1 of 2. Spain's Prime Minister Mariano Rajoy (C) smiles as he arrives at a hotel in Mexico City April 17, 2012. Rajoy said on Tuesday he felt ''profound unease'' at Argentina's decision to seize control of leading energy company YPF, a unit of Spanish oil major Repsol, ''I must express my profound unease. It's a negative decision for everyone,'' Rajoy said at the World Economic Forum in Puerto Vallarta, Mexico, noting that the Spanish firm was being expropriated ''without any justification.''

Credit: Reuters/Henry Romero

PUERTO VALLARTA, Mexico | Tue Apr 17, 2012 5:39pm EDT

PUERTO VALLARTA, Mexico (Reuters) - Spanish Prime Minister Mariano Rajoy blasted Argentina's decision to seize control of energy company YPF, a unit of Spanish oil major Repsol, saying the action would damage ties between the two countries.

"I must express my profound unease. It's a negative decision for everyone," Rajoy said on Tuesday at the World Economic Forum in Puerto Vallarta, Mexico, adding that the Spanish-controlled company was being expropriated "without any justification."

"This breaks the good understanding that has always characterized relations between our two countries and also damages Spain and Argentina," Rajoy said.

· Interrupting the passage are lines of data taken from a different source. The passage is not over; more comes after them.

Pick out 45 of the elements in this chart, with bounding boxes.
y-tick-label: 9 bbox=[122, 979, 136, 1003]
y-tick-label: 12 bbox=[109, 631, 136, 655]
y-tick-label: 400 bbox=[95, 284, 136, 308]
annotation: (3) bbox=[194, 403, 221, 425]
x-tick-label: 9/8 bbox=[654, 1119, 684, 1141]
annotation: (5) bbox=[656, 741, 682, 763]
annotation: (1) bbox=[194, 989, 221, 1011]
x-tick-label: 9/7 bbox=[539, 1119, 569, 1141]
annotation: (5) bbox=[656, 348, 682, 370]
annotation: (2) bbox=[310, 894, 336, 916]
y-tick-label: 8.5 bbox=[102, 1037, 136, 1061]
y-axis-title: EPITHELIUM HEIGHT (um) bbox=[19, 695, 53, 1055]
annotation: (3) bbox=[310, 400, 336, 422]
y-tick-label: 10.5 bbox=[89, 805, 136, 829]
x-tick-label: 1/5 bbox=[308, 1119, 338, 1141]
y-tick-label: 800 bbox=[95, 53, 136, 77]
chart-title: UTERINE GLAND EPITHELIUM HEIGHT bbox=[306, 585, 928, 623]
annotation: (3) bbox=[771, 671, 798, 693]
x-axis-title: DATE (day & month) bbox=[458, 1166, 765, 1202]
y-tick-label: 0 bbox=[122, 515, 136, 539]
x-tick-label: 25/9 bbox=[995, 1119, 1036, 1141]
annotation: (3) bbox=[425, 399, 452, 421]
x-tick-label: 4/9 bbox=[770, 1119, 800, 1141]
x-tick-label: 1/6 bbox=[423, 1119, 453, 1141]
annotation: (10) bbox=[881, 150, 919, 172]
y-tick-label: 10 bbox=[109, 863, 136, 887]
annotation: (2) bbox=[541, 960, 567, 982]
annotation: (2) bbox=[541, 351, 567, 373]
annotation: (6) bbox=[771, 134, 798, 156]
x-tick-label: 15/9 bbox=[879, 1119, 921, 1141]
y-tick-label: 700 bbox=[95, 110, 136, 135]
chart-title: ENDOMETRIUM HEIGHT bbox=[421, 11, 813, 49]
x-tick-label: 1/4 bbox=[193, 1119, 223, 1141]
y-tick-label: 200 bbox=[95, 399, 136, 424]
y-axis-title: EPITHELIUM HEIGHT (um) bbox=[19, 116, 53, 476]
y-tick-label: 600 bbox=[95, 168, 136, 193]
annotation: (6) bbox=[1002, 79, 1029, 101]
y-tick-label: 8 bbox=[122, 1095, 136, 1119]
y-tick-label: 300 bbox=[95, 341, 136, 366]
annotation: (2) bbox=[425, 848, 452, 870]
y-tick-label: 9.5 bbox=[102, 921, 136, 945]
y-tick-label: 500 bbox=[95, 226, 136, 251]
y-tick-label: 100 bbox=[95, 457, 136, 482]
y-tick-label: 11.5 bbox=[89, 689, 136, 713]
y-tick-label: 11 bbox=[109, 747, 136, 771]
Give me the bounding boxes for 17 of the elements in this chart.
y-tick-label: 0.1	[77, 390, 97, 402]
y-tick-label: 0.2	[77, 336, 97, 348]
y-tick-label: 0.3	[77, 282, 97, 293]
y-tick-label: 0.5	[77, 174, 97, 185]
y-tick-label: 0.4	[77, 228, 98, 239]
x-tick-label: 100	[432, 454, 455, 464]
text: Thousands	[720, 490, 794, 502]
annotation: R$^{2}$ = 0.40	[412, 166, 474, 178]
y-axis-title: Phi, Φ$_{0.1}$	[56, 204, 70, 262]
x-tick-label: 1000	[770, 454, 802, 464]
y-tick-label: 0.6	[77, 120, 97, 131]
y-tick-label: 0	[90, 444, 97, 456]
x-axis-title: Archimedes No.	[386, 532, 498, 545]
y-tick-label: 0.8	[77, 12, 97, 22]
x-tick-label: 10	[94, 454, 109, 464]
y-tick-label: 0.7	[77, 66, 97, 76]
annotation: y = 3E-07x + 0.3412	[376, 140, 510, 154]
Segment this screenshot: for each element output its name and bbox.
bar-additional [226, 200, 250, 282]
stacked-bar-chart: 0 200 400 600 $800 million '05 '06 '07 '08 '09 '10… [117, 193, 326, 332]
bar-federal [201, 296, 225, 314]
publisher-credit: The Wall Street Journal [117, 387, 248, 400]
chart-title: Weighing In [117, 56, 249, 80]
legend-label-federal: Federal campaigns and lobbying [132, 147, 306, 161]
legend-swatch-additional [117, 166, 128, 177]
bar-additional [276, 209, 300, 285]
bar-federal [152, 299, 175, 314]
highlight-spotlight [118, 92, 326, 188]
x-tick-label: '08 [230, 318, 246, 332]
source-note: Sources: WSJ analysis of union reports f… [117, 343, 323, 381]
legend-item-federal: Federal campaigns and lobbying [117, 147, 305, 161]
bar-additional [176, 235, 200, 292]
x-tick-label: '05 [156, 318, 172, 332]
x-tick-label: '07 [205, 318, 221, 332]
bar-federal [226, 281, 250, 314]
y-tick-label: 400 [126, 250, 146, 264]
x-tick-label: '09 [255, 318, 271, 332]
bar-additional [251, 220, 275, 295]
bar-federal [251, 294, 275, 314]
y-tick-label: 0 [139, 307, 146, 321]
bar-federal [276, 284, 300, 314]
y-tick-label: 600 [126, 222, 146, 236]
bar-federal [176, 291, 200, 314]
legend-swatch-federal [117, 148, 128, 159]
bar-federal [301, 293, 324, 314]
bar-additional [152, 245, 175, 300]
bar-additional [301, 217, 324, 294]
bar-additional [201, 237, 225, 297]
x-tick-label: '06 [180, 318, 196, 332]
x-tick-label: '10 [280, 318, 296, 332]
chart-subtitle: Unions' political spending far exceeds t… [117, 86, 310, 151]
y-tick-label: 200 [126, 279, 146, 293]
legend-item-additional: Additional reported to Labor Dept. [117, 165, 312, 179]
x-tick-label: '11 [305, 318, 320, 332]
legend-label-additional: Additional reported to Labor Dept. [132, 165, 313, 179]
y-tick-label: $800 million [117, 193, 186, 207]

Madrid called in the Argentine ambassador in a rapidly escalating row over the nationalization order by Argentina's populist and increasingly assertive president, Cristina Fernandez. The move delighted many of her compatriots but alarmed some foreign governments and investors.

YPF has been under intense pressure from Fernandez's center-left government to boost production, and its share price has plunged due to months of speculation about a state takeover.

Until recently, YPF had a harmonious relationship with Fernandez. However, a surging fuel import bill has pushed a widening energy shortfall to the top of her agenda at a time of worsening state finances in Latin America's No. 3 economy.